A couple of weeks ago I received the best news I could ever hope for. Due to the amount of damage my cornea sustained, I am close to the top of the donor recipient list. In July 2014 I was back in the OR with Dr. Holland where he and his medical team performed an aggressive surgery to insert an artificial lens, an artificial iris, which has been manufactured in Germany from the photos taken of my left eye. Then after those two parts have been surgically implanted another corneal graph will be done. A third cornea donation, another life altering gift.

The iris will not function, but it will provide relief from too much light entering my eye. The hope is that after the operation and some additional laser surgery on the lens, I will have enough sight to drive commercially again. I am incredibly fortunate and appreciate what science and medicine have been able to do for myself, and people world-wide.

None of this was possible without the cornea tissue donated by a person who took the time to fill out their donor card; or perhaps it was someone’s family who had to make difficult decisions right after losing a loved one. I am the humble recipient of this gift, not once, but three times. My life has been changed in a most profound and positive way by people I will never know. For that I am eternally grateful.
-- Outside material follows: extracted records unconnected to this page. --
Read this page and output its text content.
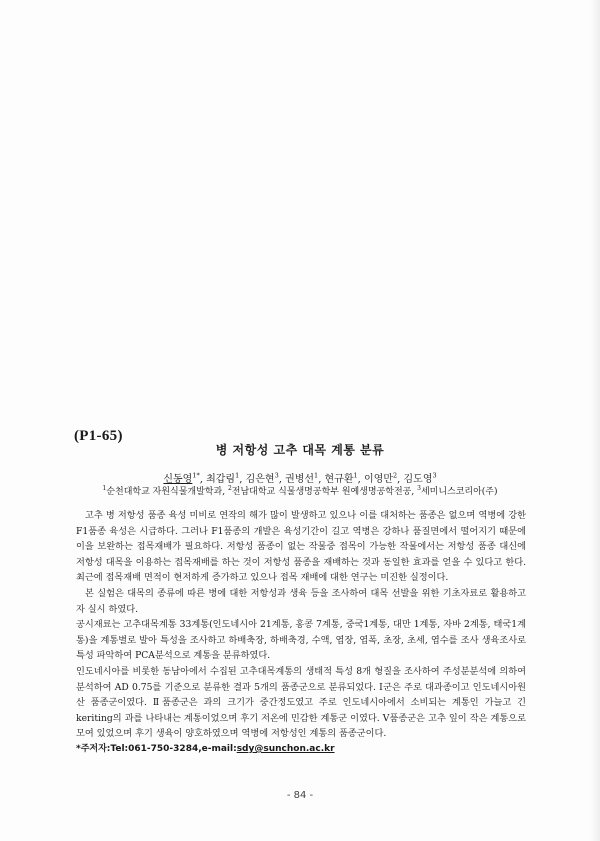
(P1-65)
병 저항성 고추 대목 계통 분류
신동영$^{1*}$, 최갑림$^1$, 김은현$^3$, 권병선$^1$, 현규환$^1$, 이영만$^2$, 김도영$^3$
$^1$순천대학교 자원식물개발학과, $^2$전남대학교 식물생명공학부 원예생명공학전공, $^3$세미니스코리아(주)

고추 병 저항성 품종 육성 미비로 연작의 해가 많이 발생하고 있으나 이를 대처하는 품종은 없으며 역병에 강한 F1품종 육성은 시급하다. 그러나 F1품종의 개발은 육성기간이 길고 역병은 강하나 품질면에서 떨어지기 때문에 이을 보완하는 접목재배가 필요하다. 저항성 품종이 없는 작물중 접목이 가능한 작물에서는 저항성 품종 대신에 저항성 대목을 이용하는 접목재배를 하는 것이 저항성 품종을 재배하는 것과 동일한 효과를 얻을 수 있다고 한다. 최근에 접목재배 면적이 현저하게 증가하고 있으나 접목 재배에 대한 연구는 미진한 실정이다.

본 실험은 대목의 종류에 따른 병에 대한 저항성과 생육 등을 조사하여 대목 선발을 위한 기초자료로 활용하고 자 실시 하였다.

공시재료는 고추대목계통 33계통(인도네시아 21계통, 홍콩 7계통, 중국1계통, 대만 1계통, 자바 2계통, 태국1계통)을 계통별로 발아 특성을 조사하고 하배축장, 하배축경, 수액, 엽장, 엽폭, 초장, 초세, 엽수를 조사 생육조사로 특성 파악하여 PCA분석으로 계통을 분류하였다.

인도네시아를 비롯한 동남아에서 수집된 고추대목계통의 생태적 특성 8개 형질을 조사하여 주성분분석에 의하여 분석하여 AD 0.75를 기준으로 분류한 결과 5개의 품종군으로 분류되었다. Ⅰ군은 주로 대과종이고 인도네시아원산 품종군이였다. Ⅱ품종군은 과의 크기가 중간정도였고 주로 인도네시아에서 소비되는 계통인 가늘고 긴 keriting의 과를 나타내는 계통이었으며 후기 저온에 민감한 계통군 이였다. Ⅴ품종군은 고추 잎이 작은 계통으로 모여 있었으며 후기 생육이 양호하였으며 역병에 저항성인 계통의 품종군이다.

*주저자:Tel:061-750-3284,e-mail:sdy@sunchon.ac.kr

- 84 -
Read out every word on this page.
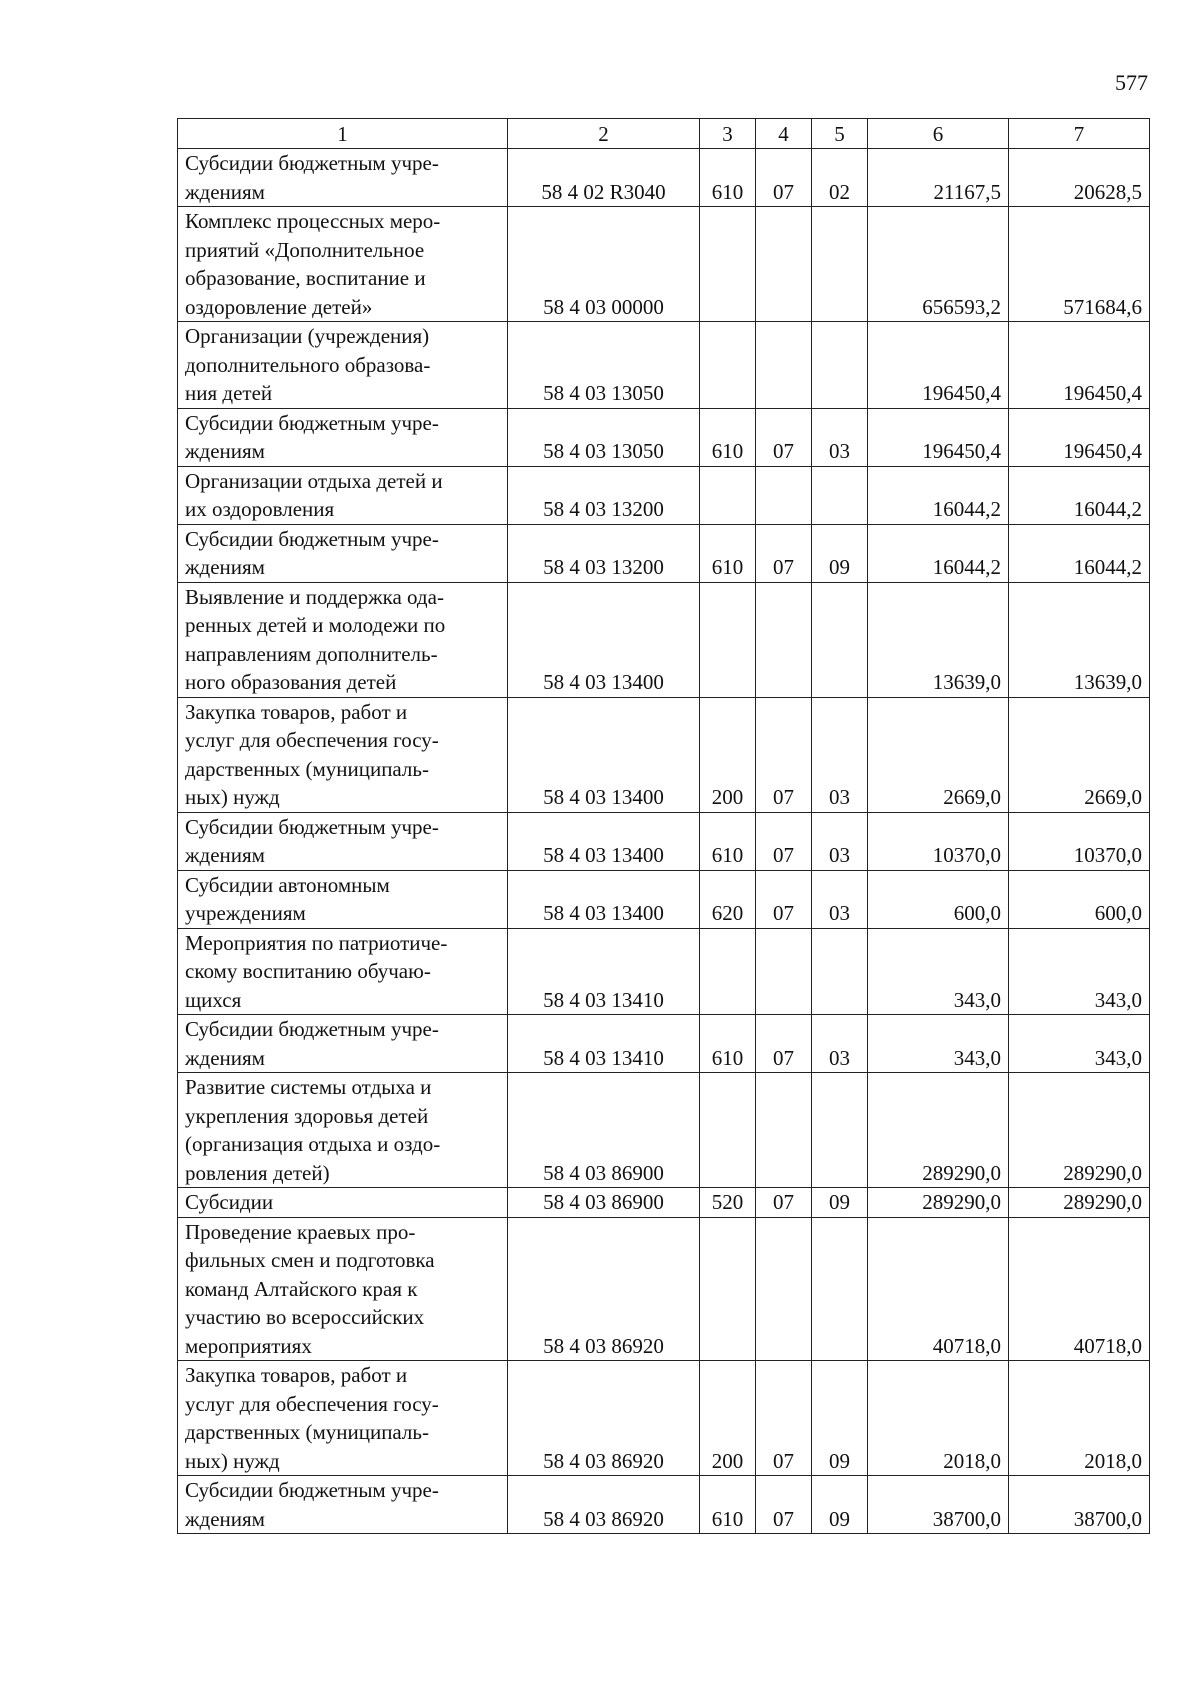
577
1	2	3	4	5	6	7
Субсидии бюджетным учре-
ждениям	58 4 02 R3040	610	07	02	21167,5	20628,5
Комплекс процессных меро-
приятий «Дополнительное
образование, воспитание и
оздоровление детей»	58 4 03 00000				656593,2	571684,6
Организации (учреждения)
дополнительного образова-
ния детей	58 4 03 13050				196450,4	196450,4
Субсидии бюджетным учре-
ждениям	58 4 03 13050	610	07	03	196450,4	196450,4
Организации отдыха детей и
их оздоровления	58 4 03 13200				16044,2	16044,2
Субсидии бюджетным учре-
ждениям	58 4 03 13200	610	07	09	16044,2	16044,2
Выявление и поддержка ода-
ренных детей и молодежи по
направлениям дополнитель-
ного образования детей	58 4 03 13400				13639,0	13639,0
Закупка товаров, работ и
услуг для обеспечения госу-
дарственных (муниципаль-
ных) нужд	58 4 03 13400	200	07	03	2669,0	2669,0
Субсидии бюджетным учре-
ждениям	58 4 03 13400	610	07	03	10370,0	10370,0
Субсидии автономным
учреждениям	58 4 03 13400	620	07	03	600,0	600,0
Мероприятия по патриотиче-
скому воспитанию обучаю-
щихся	58 4 03 13410				343,0	343,0
Субсидии бюджетным учре-
ждениям	58 4 03 13410	610	07	03	343,0	343,0
Развитие системы отдыха и
укрепления здоровья детей
(организация отдыха и оздо-
ровления детей)	58 4 03 86900				289290,0	289290,0
Субсидии	58 4 03 86900	520	07	09	289290,0	289290,0
Проведение краевых про-
фильных смен и подготовка
команд Алтайского края к
участию во всероссийских
мероприятиях	58 4 03 86920				40718,0	40718,0
Закупка товаров, работ и
услуг для обеспечения госу-
дарственных (муниципаль-
ных) нужд	58 4 03 86920	200	07	09	2018,0	2018,0
Субсидии бюджетным учре-
ждениям	58 4 03 86920	610	07	09	38700,0	38700,0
So, I want to say thank you to those people out there who have signed the donor cards and to the families who have decided to share the organs and tissue of their loved ones. This kind of gift saves lives and improves the quality of life for so many others. I hope I speak for all of us who have received transplants with these words of thanks.

I have a long road of recovery ahead of me. It will be many months of healing, tests and observations. I am confident that I can retain my Class 1 license and, of course, I will continue to pursue my passion of singing and playing live music.

Soon I will be able to get back to doing the things I love… because of a very precious gift.